Mas, logo após o assassinato, seu intelecto entra em conflito com sua compaixão nata. Ele tem muito mais impulsos bons e convive com grande ímpeto de liberdade. Se isso, entretanto, lhe dá ótimas oportunidades de fazer o bem, também pode fazer dele um assassino brutal, à medida que se irrita profundamente com sua existência comum. Não podemos esquecer que os intelectuais russos da época, atraídos por Hegel e Nietzsche, muito debatiam a questão do "homem extraordinário", que busca e conquista seus objetivos. É isso que pressiona Roskolnikov.

Desde o início, então, o que Roskolnikov faz é se envolver numa experiência com a "vontade humana", ou seja: Se não existe a vontade de Deus, então toda a vontade é minha - aí ele é tomado por sonhos de grandeza.
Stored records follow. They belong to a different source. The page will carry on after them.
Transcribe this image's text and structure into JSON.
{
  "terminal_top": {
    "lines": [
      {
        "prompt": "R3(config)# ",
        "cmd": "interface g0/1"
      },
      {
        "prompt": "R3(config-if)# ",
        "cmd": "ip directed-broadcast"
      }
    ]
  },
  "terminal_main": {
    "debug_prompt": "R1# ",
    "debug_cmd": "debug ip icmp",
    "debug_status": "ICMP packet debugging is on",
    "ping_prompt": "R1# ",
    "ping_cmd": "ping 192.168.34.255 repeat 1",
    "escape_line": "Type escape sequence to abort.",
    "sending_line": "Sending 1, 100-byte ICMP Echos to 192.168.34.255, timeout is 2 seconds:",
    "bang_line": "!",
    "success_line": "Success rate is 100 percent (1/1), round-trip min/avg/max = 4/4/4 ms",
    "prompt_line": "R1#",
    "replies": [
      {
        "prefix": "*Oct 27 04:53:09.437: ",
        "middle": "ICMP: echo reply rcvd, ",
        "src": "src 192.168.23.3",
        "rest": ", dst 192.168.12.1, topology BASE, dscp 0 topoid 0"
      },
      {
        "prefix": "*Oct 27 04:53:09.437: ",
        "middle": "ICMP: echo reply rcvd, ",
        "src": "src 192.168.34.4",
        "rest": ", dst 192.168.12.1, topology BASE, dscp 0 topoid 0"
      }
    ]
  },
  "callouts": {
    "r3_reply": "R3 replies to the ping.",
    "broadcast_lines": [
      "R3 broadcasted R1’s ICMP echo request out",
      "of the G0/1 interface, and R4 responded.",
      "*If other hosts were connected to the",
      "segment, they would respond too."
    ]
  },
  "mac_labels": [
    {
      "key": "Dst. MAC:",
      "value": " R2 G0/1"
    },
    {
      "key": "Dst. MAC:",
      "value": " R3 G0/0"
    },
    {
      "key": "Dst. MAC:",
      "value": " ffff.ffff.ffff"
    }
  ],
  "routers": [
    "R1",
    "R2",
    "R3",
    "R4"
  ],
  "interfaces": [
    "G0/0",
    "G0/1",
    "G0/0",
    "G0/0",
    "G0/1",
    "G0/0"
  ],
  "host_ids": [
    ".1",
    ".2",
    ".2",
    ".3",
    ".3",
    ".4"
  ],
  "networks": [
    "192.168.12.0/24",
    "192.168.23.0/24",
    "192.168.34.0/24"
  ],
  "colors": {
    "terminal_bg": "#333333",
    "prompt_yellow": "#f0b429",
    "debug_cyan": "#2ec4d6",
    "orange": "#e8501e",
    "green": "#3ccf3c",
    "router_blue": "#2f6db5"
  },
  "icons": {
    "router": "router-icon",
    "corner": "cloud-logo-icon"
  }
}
Sua vítima escolhida era uma agiota, muito velha, feia e que logo ia morrer. Por que não pegar seu dinheiro e usá-lo para o bem?

É dessa forma que Roskolnikov sofre por não ter alternativa a não ser viver num mundo onde as pessoas mutilam e são mutiladas. A "vontade humana" é torturante. Escolher não é fácil e Dostoievski foi muito fundo na alma humana. Ele, como cristão ortodoxo, acreditava na promessa da redenção. Talvez até mesmo por seus próprios pecados: adultério, jogos, etc.
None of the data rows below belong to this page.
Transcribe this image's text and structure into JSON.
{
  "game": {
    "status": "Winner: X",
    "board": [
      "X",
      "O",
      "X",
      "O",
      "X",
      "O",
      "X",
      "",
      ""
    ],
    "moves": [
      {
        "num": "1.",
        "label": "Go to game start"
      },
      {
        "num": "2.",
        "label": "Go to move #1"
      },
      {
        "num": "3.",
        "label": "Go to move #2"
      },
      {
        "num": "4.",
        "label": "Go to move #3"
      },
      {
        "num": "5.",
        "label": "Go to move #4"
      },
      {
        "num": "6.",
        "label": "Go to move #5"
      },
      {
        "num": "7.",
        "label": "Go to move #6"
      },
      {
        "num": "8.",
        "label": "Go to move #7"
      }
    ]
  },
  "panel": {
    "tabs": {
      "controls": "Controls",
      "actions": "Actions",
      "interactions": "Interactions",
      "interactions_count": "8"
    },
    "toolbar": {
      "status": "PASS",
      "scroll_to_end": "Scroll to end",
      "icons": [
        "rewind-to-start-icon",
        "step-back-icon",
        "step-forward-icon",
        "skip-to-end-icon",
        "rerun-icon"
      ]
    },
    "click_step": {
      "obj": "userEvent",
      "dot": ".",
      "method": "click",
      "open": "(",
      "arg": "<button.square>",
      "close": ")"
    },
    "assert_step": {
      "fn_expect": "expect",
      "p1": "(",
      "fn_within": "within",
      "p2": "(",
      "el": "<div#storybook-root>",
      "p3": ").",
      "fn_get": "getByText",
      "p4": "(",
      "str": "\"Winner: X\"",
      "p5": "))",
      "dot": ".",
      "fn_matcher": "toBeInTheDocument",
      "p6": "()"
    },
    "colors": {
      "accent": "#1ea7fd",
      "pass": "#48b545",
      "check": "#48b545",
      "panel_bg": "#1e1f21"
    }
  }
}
Ele sabia que tinha culpa, talvez por isso, tivesse compaixão. O fato é que, logo após o assassinato Roskolnikov se sente forte e diz "eu fiz isto por um ideal". Mas, ele não escaparia aos tormentos e angústias advindas de um fortíssimo sentimento de perseguição, que o levaria, gradativamente, a buscar o próprio "castigo".
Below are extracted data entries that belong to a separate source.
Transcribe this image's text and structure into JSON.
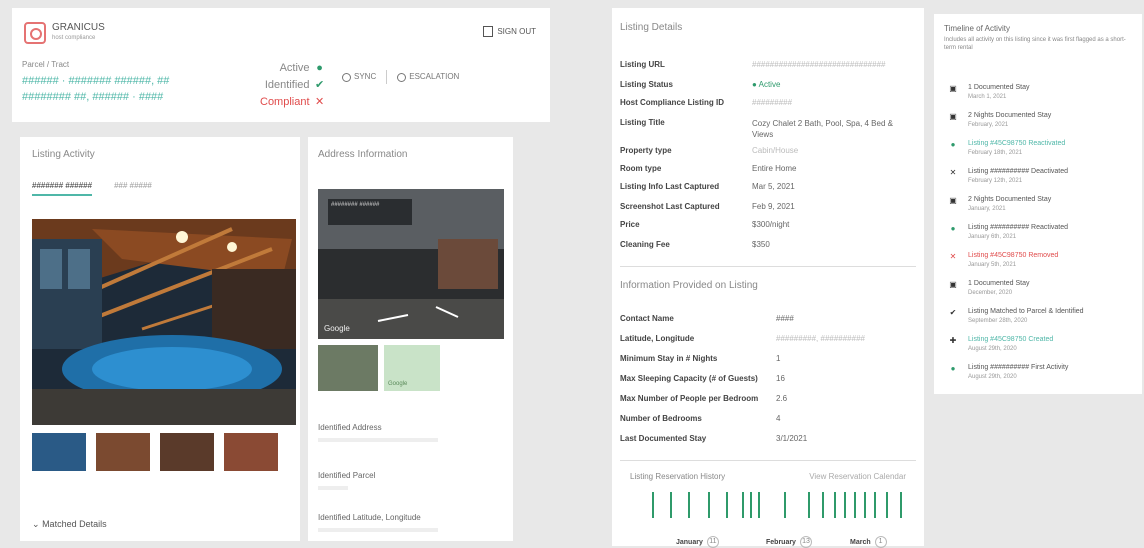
{
  "header": {
    "brand": "GRANICUS",
    "brand_sub": "host compliance",
    "signout_label": "SIGN OUT",
    "parcel_label": "Parcel / Tract",
    "parcel_line1": "###### · ####### ######, ##",
    "parcel_line2": "######## ##, ###### · ####",
    "status": [
      {
        "label": "Active",
        "icon": "●",
        "color": "#2e9a6c"
      },
      {
        "label": "Identified",
        "icon": "✔",
        "color": "#2e9a6c"
      },
      {
        "label": "Compliant",
        "icon": "✕",
        "color": "#e04b4b"
      }
    ],
    "action_sync": "SYNC",
    "action_escalate": "ESCALATION"
  },
  "activity": {
    "title": "Listing Activity",
    "tabs": [
      "####### ######",
      "### #####"
    ]
  },
  "address": {
    "title": "Address Information",
    "streetview_caption": "Google",
    "mini_caption": "Google",
    "fields": [
      {
        "label": "Identified Address"
      },
      {
        "label": "Identified Parcel"
      },
      {
        "label": "Identified Latitude, Longitude"
      }
    ]
  },
  "matched": "Matched Details",
  "details": {
    "title": "Listing Details",
    "rows": [
      {
        "label": "Listing URL",
        "value": "##############################",
        "faint": true
      },
      {
        "label": "Listing Status",
        "value": "● Active",
        "faint": false
      },
      {
        "label": "Host Compliance Listing ID",
        "value": "#########",
        "faint": true
      },
      {
        "label": "Listing Title",
        "value": "Cozy Chalet 2 Bath, Pool, Spa, 4 Bed & Views",
        "faint": false
      },
      {
        "label": "Property type",
        "value": "Cabin/House",
        "faint": true
      },
      {
        "label": "Room type",
        "value": "Entire Home",
        "faint": false
      },
      {
        "label": "Listing Info Last Captured",
        "value": "Mar 5, 2021",
        "faint": false
      },
      {
        "label": "Screenshot Last Captured",
        "value": "Feb 9, 2021",
        "faint": false
      },
      {
        "label": "Price",
        "value": "$300/night",
        "faint": false
      },
      {
        "label": "Cleaning Fee",
        "value": "$350",
        "faint": false
      }
    ],
    "info_title": "Information Provided on Listing",
    "info_rows": [
      {
        "label": "Contact Name",
        "value": "####",
        "faint": false
      },
      {
        "label": "Latitude, Longitude",
        "value": "#########, ##########",
        "faint": true
      },
      {
        "label": "Minimum Stay in # Nights",
        "value": "1",
        "faint": false
      },
      {
        "label": "Max Sleeping Capacity (# of Guests)",
        "value": "16",
        "faint": false
      },
      {
        "label": "Max Number of People per Bedroom",
        "value": "2.6",
        "faint": false
      },
      {
        "label": "Number of Bedrooms",
        "value": "4",
        "faint": false
      },
      {
        "label": "Last Documented Stay",
        "value": "3/1/2021",
        "faint": false
      }
    ],
    "calendar_title": "Listing Reservation History",
    "calendar_link": "View Reservation Calendar",
    "months": [
      {
        "name": "January",
        "count": "11"
      },
      {
        "name": "February",
        "count": "13"
      },
      {
        "name": "March",
        "count": "1"
      }
    ]
  },
  "timeline": {
    "title": "Timeline of Activity",
    "subtitle": "Includes all activity on this listing since it was first flagged as a short-term rental",
    "items": [
      {
        "icon": "▣",
        "color": "#333",
        "title": "1 Documented Stay",
        "date": "March 1, 2021",
        "style": ""
      },
      {
        "icon": "▣",
        "color": "#333",
        "title": "2 Nights Documented Stay",
        "date": "February, 2021",
        "style": ""
      },
      {
        "icon": "●",
        "color": "#2e9a6c",
        "title": "Listing #45C98750 Reactivated",
        "date": "February 18th, 2021",
        "style": "teal"
      },
      {
        "icon": "✕",
        "color": "#333",
        "title": "Listing ########## Deactivated",
        "date": "February 12th, 2021",
        "style": ""
      },
      {
        "icon": "▣",
        "color": "#333",
        "title": "2 Nights Documented Stay",
        "date": "January, 2021",
        "style": ""
      },
      {
        "icon": "●",
        "color": "#2e9a6c",
        "title": "Listing ########## Reactivated",
        "date": "January 6th, 2021",
        "style": ""
      },
      {
        "icon": "✕",
        "color": "#e04b4b",
        "title": "Listing #45C98750 Removed",
        "date": "January 5th, 2021",
        "style": "red"
      },
      {
        "icon": "▣",
        "color": "#333",
        "title": "1 Documented Stay",
        "date": "December, 2020",
        "style": ""
      },
      {
        "icon": "✔",
        "color": "#333",
        "title": "Listing Matched to Parcel & Identified",
        "date": "September 28th, 2020",
        "style": ""
      },
      {
        "icon": "✚",
        "color": "#333",
        "title": "Listing #45C98750 Created",
        "date": "August 29th, 2020",
        "style": "teal"
      },
      {
        "icon": "●",
        "color": "#2e9a6c",
        "title": "Listing ########## First Activity",
        "date": "August 29th, 2020",
        "style": ""
      }
    ]
  },
  "colors": {
    "accent": "#4fb7a8",
    "active": "#2e9a6c",
    "danger": "#e04b4b"
  }
}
Um dos traços marcantes desta obra de Dostoievski é seu "realismo". É bom recordar que na Rússia da época a literatura era uma válvula de escape que escondia a realidade sob a dramatização. Afinal, não era possível falar abertamente das questões sociais, a repressão do Czar era forte. É dessa forma que as pessoas esperavam os romances para saber o que se dizia sobre o regime político. É por isso que, no episódio de sua condenação à morte e imediata execução, quando o Czar muda sua pena simulando compaixão, causa muita turbulência no mais íntimo da alma de Roskolnikov.

Para Dostoievski nenhum crime é estranho, pois somos todos criminosos. Roskolnikov, então, sofre, se flagela. Ele não estava pronto para ser um homem sem sentimentos, que buscasse a grandiosidade a qualquer custo. Matar sem sentir culpa representaria a liberdade máxima, mas, ele tem febre, tem medo, se tortura psicologicamente.

Em certo momento, após o assassinato, ele se liga a uma prostituta cuja fé em Deus o abala. Ele tenta convencê-la da bobagem, mas não consegue. Pelo contrário, ela é que vai se oferece para compartilhar seu sofrimento. Até aí ele não sente remorsos pelo crime, só se desespera por não conseguir mostrar que é um grande homem. Seus sonhos o atormentam. Ele pretende ser um a-moral... mas não consegue. Se desespera a todo instante, nunca sabe se está sendo acusado pelo crime ou não. Surgem estados persecutórios inegáveis.

O que está claro é que ele não está fugindo, mas justamente indo em direção ao castigo. Ele sabe que precisa se entregar. O que se percebe é que a busca da liberdade individual leva à decadência moral. Por exemplo: exilar-se ou fugir seria como um suicídio. Ele não conseguiria lidar com isso. Então, ele se entrega. Mas não consegue se arrepender e dizer que sua escolha pela liberdade estava errada. Sente-se completamente isolado na prisão. Só a partir do reencontro com Sônia, a prostituta, é que ele passa a sentir esperança e amor. Seu "isolamento" parecia que ia ter um fim.

A obra de Dostoievski pouco retrata a paisagem, dos locais, mas muito do indivíduo e sua personalidade. Não há dúvida que existem muitos Roskolnikov perambulando por aí, e destes, muitos estão planejando "matar a sua agiota" também. Roskolnikov, sem dúvida, é um personagem que já anunciava o futuro... ou seja, o nosso presente. Este é o Dostoievski profético. Os 730 passos que separavam o quarto de Roskolnikov da casa de sua vítima não o separavam da grandiosidade, mas de seu pior castigo.

Que tal, em nossos sonhos de grandiosidade deixar algum espaço para a culpa? A "culpa depressiva" pode ser extremamente importante para facilitar nossos laços sociais.